Matt Horne: Former Met Police standards chief faces gross misconduct hearing

A gross misconduct hearing investigating claims that a top ranking Scotland Yard officer accessed the police database to undermine an investigation into bullying by him is starting on Monday.

Deputy assistant commissioner Matt Horne was found guilty of the bullying allegations, including hurling a stress ball at a colleague, but was promoted to head of professional standards at the Metropolitan Police. He has since been accused of improperly requesting and accessing information to help his failed defence. His hearing, held at Thames Valley Police, was due to start on Monday morning.

The officer is one of hundreds of officers facing disciplinary action at the Met, which was branded institutionally sexist, racist and homophobic in an independent report.

Mr Horne was at Essex police in 2018 when he was found guilty of bullying. A hearing then was told that he hurled a stress ball that hit a colleague in the throat, pushed an officer and swore at him.

The independent panel ruled that his actions amounted to misconduct rather than gross misconduct so no sanctions were imposed.

He was then promoted by Met Commissioner at the time Dame Cressida Dick to be the force’s head of standards. The information he is now accused of accessing is understood to relate to the conduct of an officer who accused him of bullying. It was sent to Mr Horne to undermine the officer, it is claimed.

In March 2020 Mr Horne was placed under investigation for allegedly procuring information in breach of standards. A notice about his disciplinary hearing states that he was provided with information about the professional conduct of an accusing officer.

Mr Horne, who faces the sack if found guilty at the hearing, will become the most senior officer at the Met to face disciplinary action in recent years. He was the deputy chief constable at Essex there when he was found guilty of three counts of bullying a colleague.

He was said to have been expressing frustration at delays in the control room where there were 2,400 calls waiting to be dealt with, including 384 domestic cases, one nearly 16 weeks old. At the time the independent panel ruled that his actions amounted to misconduct. The Essex chief constable at the time Stephen Kavanagh did not impose any disciplinary measures saying the actions were out of character and would not be repeated.

In May this year a disciplinary panel found that David Clark, a former chief superintendent from City of London police, secretly passed internal information to Mr Horne to help in the bullying case.
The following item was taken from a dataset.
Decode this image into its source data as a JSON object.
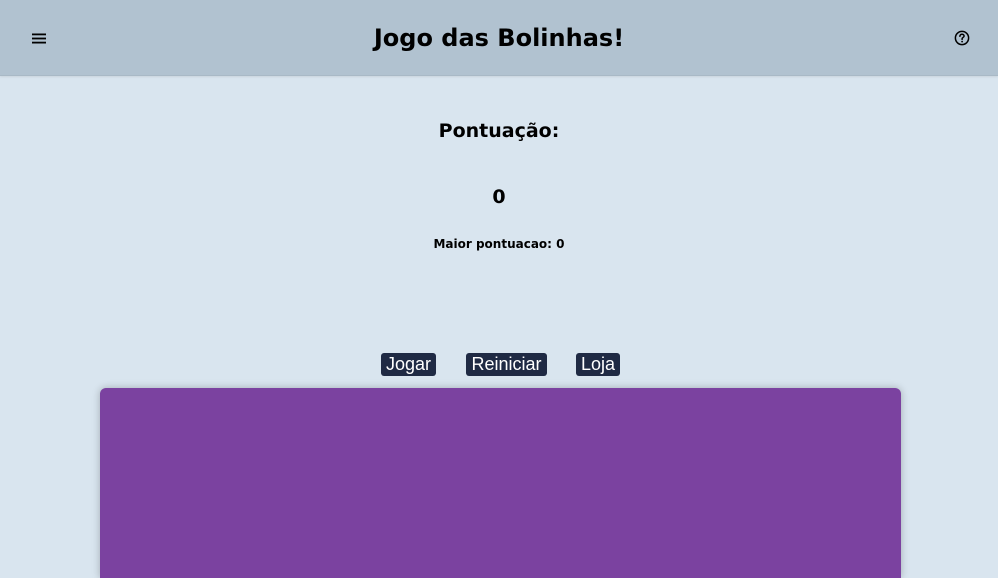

The panel concluded that had he not already retired Mr Clark would have been sacked for gross misconduct. He was found to have forwarded emails from his work account to his personal email account, and then on to Mr Horne.
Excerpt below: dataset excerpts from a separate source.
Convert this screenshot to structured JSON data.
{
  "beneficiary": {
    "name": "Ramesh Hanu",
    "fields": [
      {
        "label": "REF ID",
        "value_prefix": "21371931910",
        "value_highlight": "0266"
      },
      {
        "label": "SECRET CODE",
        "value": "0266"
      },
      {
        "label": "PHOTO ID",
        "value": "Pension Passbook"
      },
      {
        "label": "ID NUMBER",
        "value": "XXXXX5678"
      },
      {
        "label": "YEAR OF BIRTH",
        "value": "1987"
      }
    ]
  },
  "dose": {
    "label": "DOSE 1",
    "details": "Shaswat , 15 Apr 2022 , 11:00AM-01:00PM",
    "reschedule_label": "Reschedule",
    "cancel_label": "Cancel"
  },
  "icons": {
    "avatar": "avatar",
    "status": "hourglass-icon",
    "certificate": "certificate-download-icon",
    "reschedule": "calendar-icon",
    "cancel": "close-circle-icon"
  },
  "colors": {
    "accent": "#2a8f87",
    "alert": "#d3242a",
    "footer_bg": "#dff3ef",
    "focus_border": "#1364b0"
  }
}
In June 2021 a file was provided to the Crown Prosecution Service to consider whether either officer might have committed data protection offences. In September last year the CPS decided there was insufficient evidence to charge either officer with any criminal offence.

The Met has been engulfed by series of scandals and Cresida Dick was forced to resign last year by Sadiq Khan, the mayor of London, after it emerged that officers at Charing Cross police station had used a WhatsApp group to joke about raping women, killing black children and exchange racist slurs

Mr Horne has been moved from professional standards to oversee an IT project.